After doing all I knew to bring resolution to an ongoing difficulty, last week I knelt down, took a hammer and nailed the painful situation to the cross.
After doing all I knew to bring resolution to an ongoing difficulty, last week I knelt down, took a hammer and nailed the painful situation to the cross.
Since then, I've struggled not to revisit and must remind myself daily of that act of relinquishment.
This morning, I read from A. B. Simpson: “If we wholly trust an interest to God, we must keep our hands off it; and He will guard it for us better than we can help Him . . . Things may seem to be going all wrong, but He knows as well as we; and He will arise in the right moment if we are really trusting Him so fully as to let Him work in His own way and time. There is nothing so masterly as inactivity in some things, and there is nothing so hurtful as restless working, for God has undertaken to work His sovereign will.”

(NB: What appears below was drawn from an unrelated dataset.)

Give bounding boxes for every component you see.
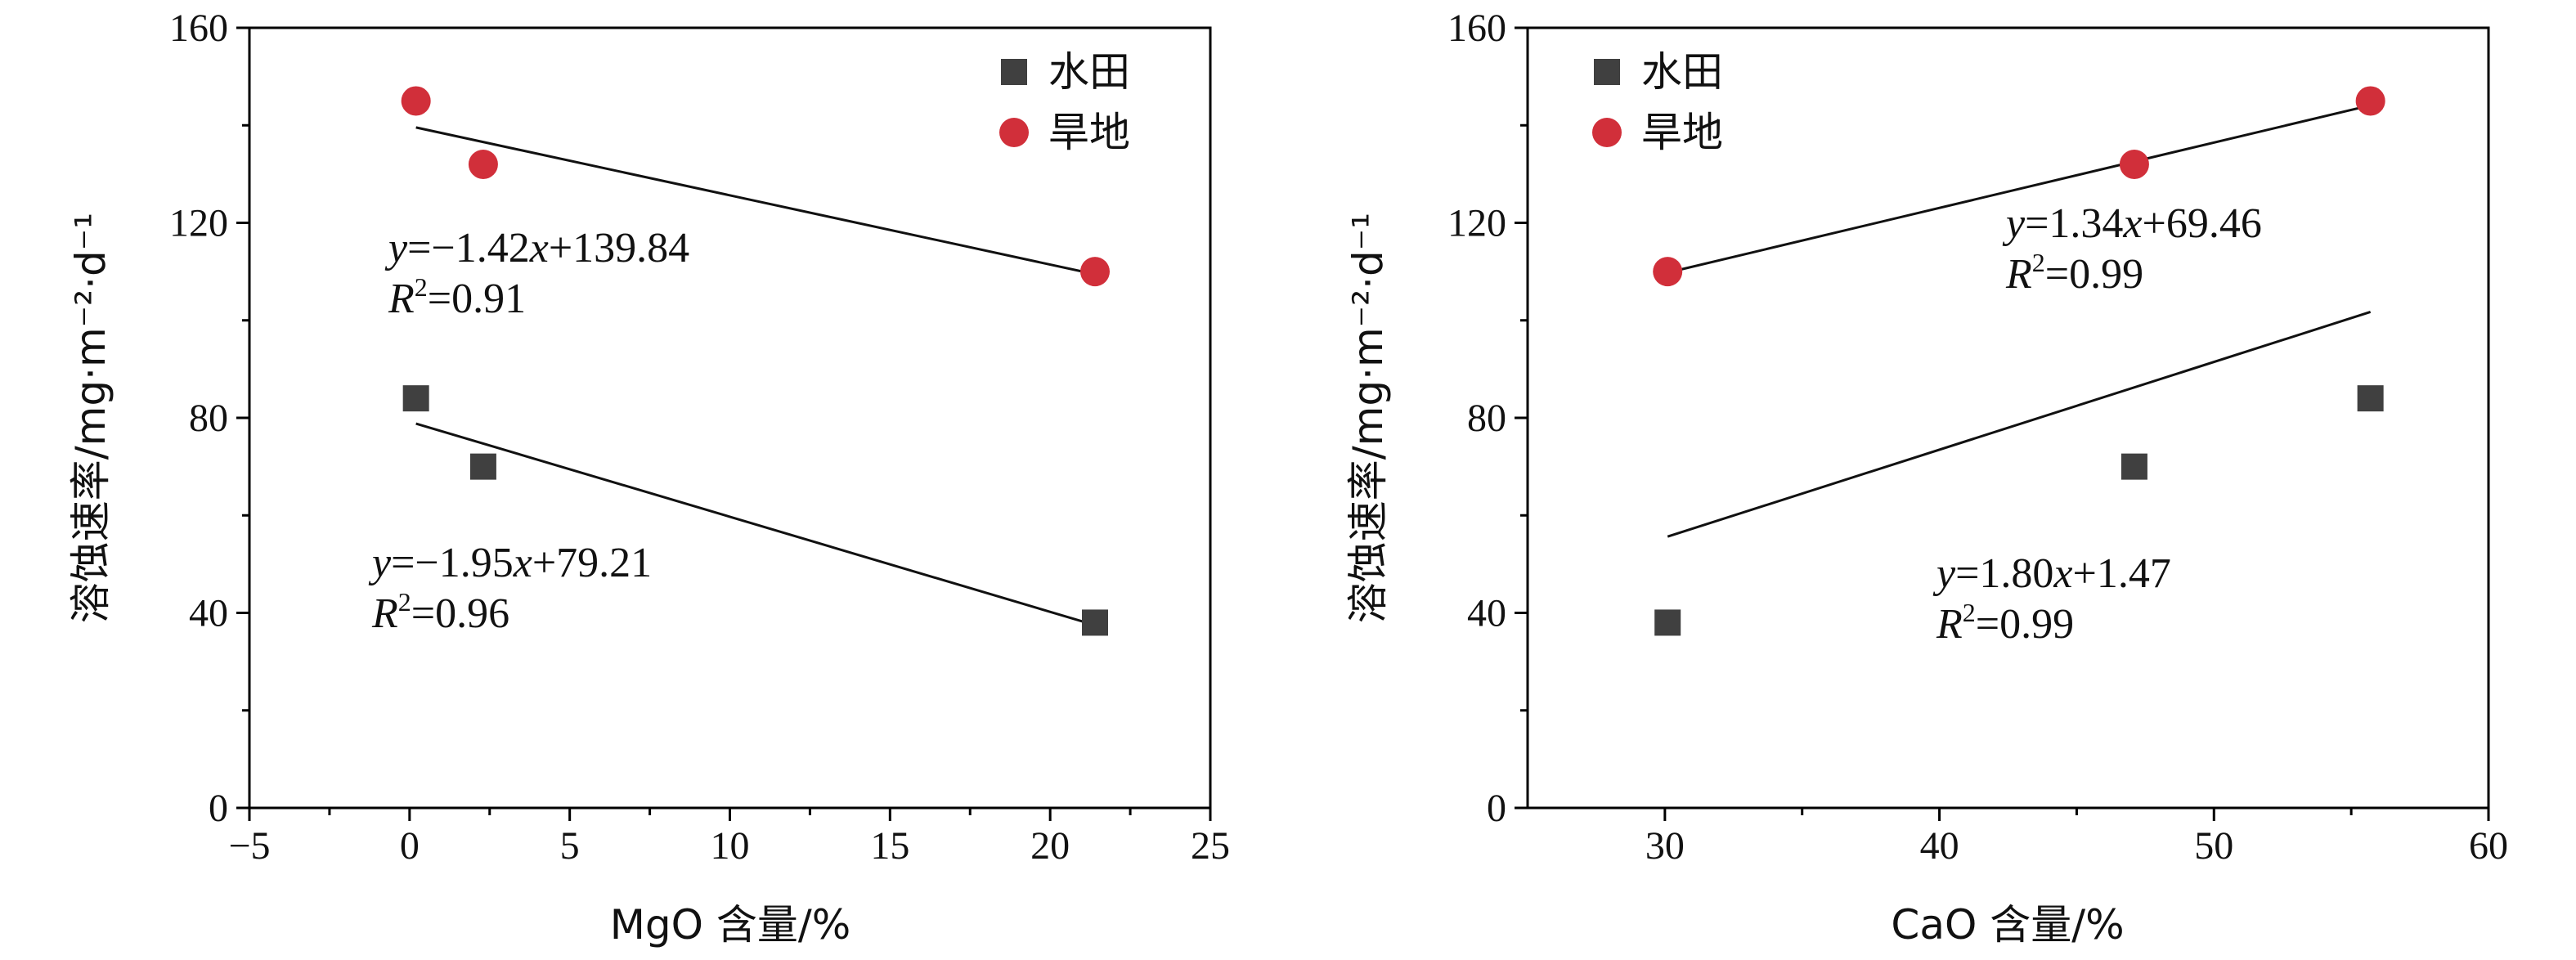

It’s hard to let something go into God’s hands. It’s harder still to leave it there. Especially when circumstances seem to be going south.
It feels wrong not to act. To lie still in the face of apparent impending disaster seems nearly impossible. Yet all of our acting to this point has yielded no results.

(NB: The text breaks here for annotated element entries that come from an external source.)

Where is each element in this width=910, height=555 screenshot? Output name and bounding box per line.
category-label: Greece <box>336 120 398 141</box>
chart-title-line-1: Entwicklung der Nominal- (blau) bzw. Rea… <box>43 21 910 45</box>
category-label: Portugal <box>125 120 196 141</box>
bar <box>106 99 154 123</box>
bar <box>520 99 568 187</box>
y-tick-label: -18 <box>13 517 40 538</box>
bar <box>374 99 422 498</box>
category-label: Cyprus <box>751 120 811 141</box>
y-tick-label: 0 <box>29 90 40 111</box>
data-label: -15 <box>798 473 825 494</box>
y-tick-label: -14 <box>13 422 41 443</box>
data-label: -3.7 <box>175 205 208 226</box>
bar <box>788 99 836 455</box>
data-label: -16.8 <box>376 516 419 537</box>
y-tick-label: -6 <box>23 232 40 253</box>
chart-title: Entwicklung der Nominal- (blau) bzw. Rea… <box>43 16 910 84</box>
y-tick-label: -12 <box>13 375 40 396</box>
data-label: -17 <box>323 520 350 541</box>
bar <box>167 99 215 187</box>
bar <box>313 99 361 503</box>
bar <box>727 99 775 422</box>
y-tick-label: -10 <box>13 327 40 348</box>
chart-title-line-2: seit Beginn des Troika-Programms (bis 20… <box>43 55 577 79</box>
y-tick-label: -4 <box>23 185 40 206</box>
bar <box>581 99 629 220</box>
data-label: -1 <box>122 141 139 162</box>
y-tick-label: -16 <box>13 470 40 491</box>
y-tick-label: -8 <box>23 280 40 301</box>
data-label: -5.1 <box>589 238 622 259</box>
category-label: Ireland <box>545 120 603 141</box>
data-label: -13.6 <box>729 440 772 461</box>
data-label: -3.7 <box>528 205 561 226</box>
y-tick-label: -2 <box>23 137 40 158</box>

The truth is God works his will in us through this suffering and adversity.
From I Peter 1, “In his great mercy he has given us new birth into a living hope through the resurrection of Jesus Christ from the dead . . . In this you greatly rejoice, though now for a little while you may have had to suffer grief in all kinds of trials. These have come so that your faith . . . may be proved genuine and may result in praise, glory, and honor when Jesus Christ is revealed.”

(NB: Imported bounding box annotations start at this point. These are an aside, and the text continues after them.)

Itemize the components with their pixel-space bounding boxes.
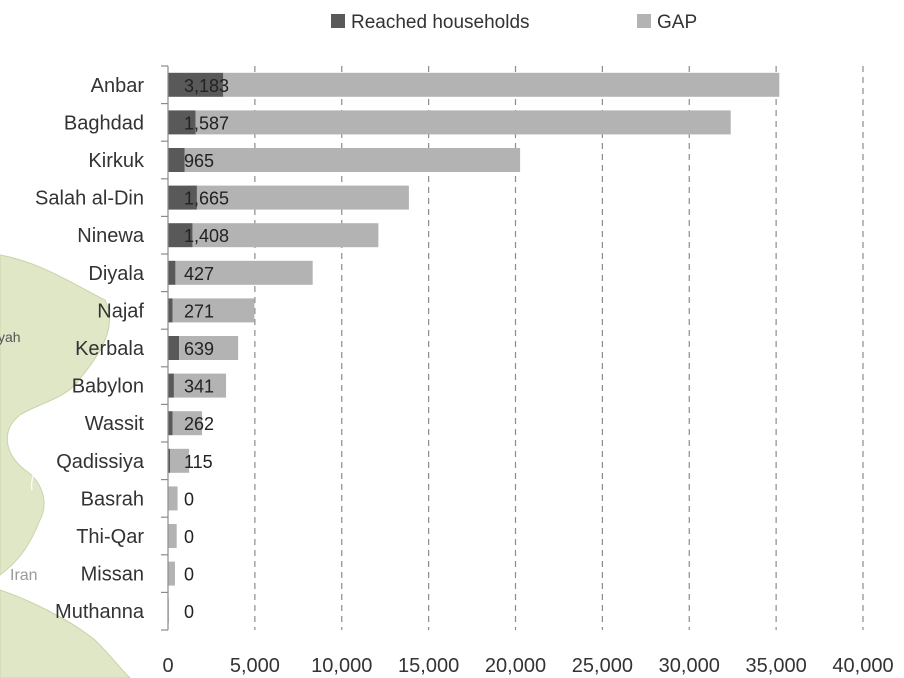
legend-label-reached: Reached households [351, 12, 530, 33]
legend-label-gap: GAP [657, 12, 697, 33]
bar-reached [168, 148, 185, 172]
y-category-label: Ninewa [77, 225, 145, 247]
y-category-label: Thi-Qar [76, 526, 144, 548]
x-tick-label: 15,000 [398, 655, 459, 677]
map-label-left: yah [0, 329, 21, 345]
bar-reached [168, 72, 224, 97]
bar-gap [195, 110, 731, 135]
data-label: 0 [184, 565, 194, 585]
bar-reached [168, 223, 193, 248]
bar-reached [168, 373, 174, 398]
data-label: 965 [184, 151, 214, 171]
bar-reached [168, 448, 170, 473]
map-land-shape [0, 254, 110, 576]
y-category-label: Wassit [85, 413, 145, 435]
data-label: 0 [184, 527, 194, 547]
data-label: 639 [184, 339, 214, 359]
y-category-label: Salah al-Din [35, 188, 144, 210]
y-category-label: Diyala [88, 263, 144, 285]
y-category-label: Kerbala [75, 338, 145, 360]
data-label: 3,183 [184, 76, 229, 96]
bar-reached [168, 185, 197, 210]
bar-gap [192, 223, 379, 248]
bar-gap [168, 524, 177, 548]
legend: Reached households GAP [331, 12, 697, 33]
x-tick-label: 5,000 [230, 655, 280, 677]
bar-reached [168, 298, 173, 323]
data-label: 0 [184, 489, 194, 509]
background-map: yah Iran [0, 254, 131, 678]
y-category-label: Muthanna [55, 601, 145, 623]
y-category-label: Basrah [81, 488, 144, 510]
x-tick-label: 10,000 [311, 655, 372, 677]
y-category-label: Missan [81, 564, 144, 586]
bar-gap [172, 298, 255, 323]
map-border-line [19, 414, 42, 491]
bar-gap [169, 448, 190, 473]
labels: 0 5,000 10,000 15,000 20,000 25,000 30,000 35,0… [35, 75, 894, 677]
y-category-label: Babylon [72, 376, 144, 398]
y-category-label: Najaf [97, 300, 144, 322]
data-label: 1,408 [184, 226, 229, 246]
y-category-label: Baghdad [64, 112, 144, 134]
bar-gap [173, 373, 227, 398]
bar-reached [168, 260, 176, 285]
x-tick-label: 20,000 [485, 655, 546, 677]
x-tick-label: 40,000 [832, 655, 893, 677]
data-label: 115 [184, 452, 213, 472]
x-tick-label: 35,000 [746, 655, 807, 677]
data-label: 271 [184, 301, 214, 321]
bar-gap [168, 486, 178, 511]
bar-reached [168, 336, 180, 360]
legend-swatch-reached [331, 14, 345, 28]
x-tick-label: 0 [162, 655, 173, 677]
axes [161, 65, 169, 631]
bar-gap [223, 72, 780, 97]
data-label: 427 [184, 264, 214, 284]
bar-gap [196, 185, 409, 210]
bar-reached [168, 110, 196, 135]
bar-gap [179, 336, 239, 360]
map-land-shape-bottom [0, 589, 131, 678]
data-label: 0 [184, 602, 194, 622]
bar-gap [172, 411, 203, 436]
bar-gap [184, 148, 521, 172]
y-category-label: Qadissiya [56, 451, 145, 473]
x-tick-label: 25,000 [572, 655, 633, 677]
data-label: 1,665 [184, 189, 229, 209]
bar-gap [168, 561, 175, 586]
bars [168, 72, 780, 624]
y-category-label: Kirkuk [88, 150, 145, 172]
bar-gap [175, 260, 313, 285]
x-tick-label: 30,000 [659, 655, 720, 677]
y-category-label: Anbar [91, 75, 145, 97]
data-label: 262 [184, 414, 214, 434]
data-label: 1,587 [184, 113, 229, 133]
legend-swatch-gap [637, 14, 651, 28]
bar-reached [168, 411, 173, 436]
data-label: 341 [184, 377, 214, 397]
map-label-iran: Iran [10, 567, 38, 584]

The Message says, “. . . genuine faith put through this suffering comes out proved genuine. . . ”
Putting our heartaches into God’s hands and trusting Him with them, helps prove our faith genuine. To lie still, to trust, to allow our hands to be at rest and allow Him to act as only He can in His time will yield a harvest of faith not only in the lives of those for whom we pray but in our own as well.
And if like me, you're struggling to stop fixing things, that’s good news.